The Royal College of Nursing (RCN) in Northern Ireland has revealed it is taking the unprecedented step of asking members if they want to be balloted on industrial action over the continuing absence of any pay award for 2018/19.
The indicative ballot will be launched next Monday.
Unison - which represents a third of the 65,000 NHS staff in Northern Ireland - has said it will hold a similar ballot if it does not receive a satisfactory offer from the Department of Health in coming weeks.
Other unions such as Unite and Nipsa are also planning to hold indicative ballots if no agreement can be reached, meaning tens of thousands of NHS workers - including physiotherapists, domestics, nursing assistants, social workers and occupational therapists - will be asked whether they want a further vote on industrial action.
Fiona Devlin, RCN (NI) Board Chair, said: "This is a decision that we have taken reluctantly. Our colleagues in England, Scotland and Wales have already received their pay awards for the current year, backdated to April.
"Yet in Northern Ireland, once again, nurses have been left behind and taken for granted by the Department of Health. Enough is enough."
A source from the Department of Health has said they are optimistic a deal can be reached to head off any potential walk-outs.
The source said: "This is complicated without ministers in place and with funding pressures across government.
"We are hopefully getting there. Hopes are definitely rising of a deal.
"The Department of Health has bid for the extra money still needed to fully fund a pay increase similar to England this year. Securing that funding would be a major step towards securing a deal."
Health unions have been in talks with the department for a number of months regarding this year's pay award.
It has been claimed that the department initially said it was unable to discuss pay awards due to an absence of ministers.
However, union officials said negotiations followed a move by Northern Ireland Secretary of State Karen Bradley to give civil servants greater powers amid the political vacuum at Stormont.
RCN (NI) said a requested 3pc pay rise for staff on Agenda for Change contracts - the national pay system for almost all NHS staff - was turned down.
It is understood departmental officials cannot make a pay award until an overarching Northern Ireland public sector pay policy is set.
This has yet to be put in place for 2018/19.
Rita Devlin, head of professional development at RCN (NI), warned the nursing shortage here will continue to grow unless the Department of Health takes urgent action to address disparity in pay.

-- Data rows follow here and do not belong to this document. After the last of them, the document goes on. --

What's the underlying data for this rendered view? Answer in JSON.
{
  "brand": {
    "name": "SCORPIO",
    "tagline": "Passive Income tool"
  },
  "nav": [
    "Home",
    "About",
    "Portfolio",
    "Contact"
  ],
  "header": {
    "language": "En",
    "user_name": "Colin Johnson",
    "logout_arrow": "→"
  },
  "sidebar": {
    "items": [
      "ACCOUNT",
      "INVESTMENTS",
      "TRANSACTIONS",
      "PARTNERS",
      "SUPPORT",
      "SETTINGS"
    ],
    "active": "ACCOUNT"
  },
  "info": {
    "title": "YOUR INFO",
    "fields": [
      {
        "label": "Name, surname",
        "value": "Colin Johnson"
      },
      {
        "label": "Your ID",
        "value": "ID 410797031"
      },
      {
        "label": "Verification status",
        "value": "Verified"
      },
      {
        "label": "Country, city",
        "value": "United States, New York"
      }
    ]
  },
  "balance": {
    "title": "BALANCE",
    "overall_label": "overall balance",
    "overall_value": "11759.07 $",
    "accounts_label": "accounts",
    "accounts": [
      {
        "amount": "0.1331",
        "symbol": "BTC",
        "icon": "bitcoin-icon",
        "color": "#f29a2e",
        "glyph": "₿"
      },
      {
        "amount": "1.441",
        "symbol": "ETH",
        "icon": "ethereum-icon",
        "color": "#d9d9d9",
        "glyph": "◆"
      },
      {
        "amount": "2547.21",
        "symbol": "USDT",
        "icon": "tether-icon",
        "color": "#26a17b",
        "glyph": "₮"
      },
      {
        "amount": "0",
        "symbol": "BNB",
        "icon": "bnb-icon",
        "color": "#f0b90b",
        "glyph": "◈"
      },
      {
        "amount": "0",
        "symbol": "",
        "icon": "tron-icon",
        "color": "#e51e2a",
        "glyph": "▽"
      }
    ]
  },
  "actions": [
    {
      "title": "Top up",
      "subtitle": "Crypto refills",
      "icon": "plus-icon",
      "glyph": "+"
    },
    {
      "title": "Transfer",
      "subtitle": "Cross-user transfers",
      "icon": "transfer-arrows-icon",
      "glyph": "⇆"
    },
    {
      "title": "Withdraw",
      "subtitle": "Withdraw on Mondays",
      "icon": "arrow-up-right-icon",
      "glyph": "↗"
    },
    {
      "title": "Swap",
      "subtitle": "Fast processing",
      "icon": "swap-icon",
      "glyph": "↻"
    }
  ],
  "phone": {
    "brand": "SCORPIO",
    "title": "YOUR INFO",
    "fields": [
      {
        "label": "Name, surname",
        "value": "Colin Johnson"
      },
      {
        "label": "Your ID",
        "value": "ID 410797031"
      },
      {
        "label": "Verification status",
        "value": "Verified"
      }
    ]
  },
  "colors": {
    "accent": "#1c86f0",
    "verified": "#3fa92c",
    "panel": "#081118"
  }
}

Hospitals and care homes across Northern Ireland are facing a staffing crisis as it becomes increasingly difficult to recruit and retain nurses.
The situation has led to the closure of beds and soaring waiting times, particularly in overstretched emergency departments where 12-hour trolley waits are increasingly common.
Ms Devlin said departmental efforts to increase the number of nurses in Northern Ireland by creating additional training posts are being wasted by the pay disparity.
She explained: "Nurses here are paid less than their counterparts in England, Scotland and Wales anyway and now we have a situation where nurses in Northern Ireland aren't even getting a pay rise.
"It's like a leaking bucket, we have a real problem with recruitment, but retention is also a major issue and it's little wonder," she said.
Alliance Party health spokeswoman Paula Bradshaw said: "If the DUP and Sinn Féin are too irresponsible to get on with the job they were elected to do, then the Secretary of State should intervene to ensure the pay award is granted.
"If she can set the rates and do the budget, she can also ensure fair pay for workers."
A spokeswoman from the Department of Health said: "Officials are doing everything they can to address this situation and fully understand the frustration of staff."